Best of all, Lyn has been a huge encouragement to me. It was Lyn who first encouraged me to start writing. When she read what I had written, her enjoyment of it pushed me to write more and eventually to pursue publishing. I wouldn't be where I am now without her. When my church asked me to co-direct vacation Bible school with my sister, I went to Lyn feeling incredibly inept and unqualified. She reminded me of how God had been preparing me for years to do what He was now calling me to do. Her encouragement helped me to remember two things. First, God does not call you to something that He has not equipped you for. Second, yes I was going to be in over my head even with His equipping, and that was so that I would rely on Him and not on myself. If I could do it on my own, then I would get the glory. When I have to depend on Him, He gets all the glory. Lyn put me at ease to do what I had been called to do.
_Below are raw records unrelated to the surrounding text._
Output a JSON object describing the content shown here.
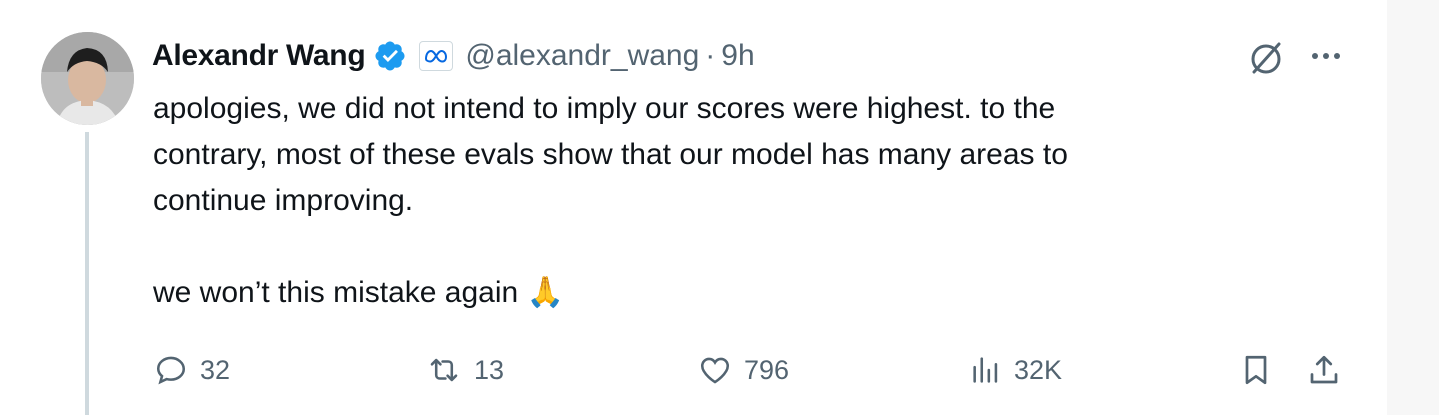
{
  "tweet": {
    "author_name": "Alexandr Wang",
    "handle": "@alexandr_wang",
    "separator": "·",
    "time": "9h",
    "text": "apologies, we did not intend to imply our scores were highest. to the\ncontrary, most of these evals show that our model has many areas to\ncontinue improving.\n\nwe won’t this mistake again 🙏"
  },
  "actions": {
    "replies": "32",
    "reposts": "13",
    "likes": "796",
    "views": "32K"
  },
  "icons": {
    "verified": "verified-badge-icon",
    "affiliation": "meta-logo-icon",
    "grok": "grok-icon",
    "more": "more-icon",
    "reply": "reply-icon",
    "repost": "repost-icon",
    "like": "heart-icon",
    "views": "views-icon",
    "bookmark": "bookmark-icon",
    "share": "share-icon"
  },
  "colors": {
    "text": "#0f1419",
    "secondary": "#536471",
    "verified_blue": "#1d9bf0",
    "meta_blue": "#0668e1"
  }
}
Who was your spiritual mother or mentor? I'm guessing that there are many others that had mentoring that looked a lot like friendship, just like mine did. If you are able to, maybe you can send them a note or give them a call to let them know what they've meant to you. Beyond that, who can you be a mentor to? You don't have to know everything. You don't have to be perfect (in fact, it's better if you're not). You don't have sit down and pass on your vast stores of wisdom. You simply need to find someone and be their friend. Pray about who God wants you to mentor and simply take the opportunities that He provides. If He is in it, great things will happen.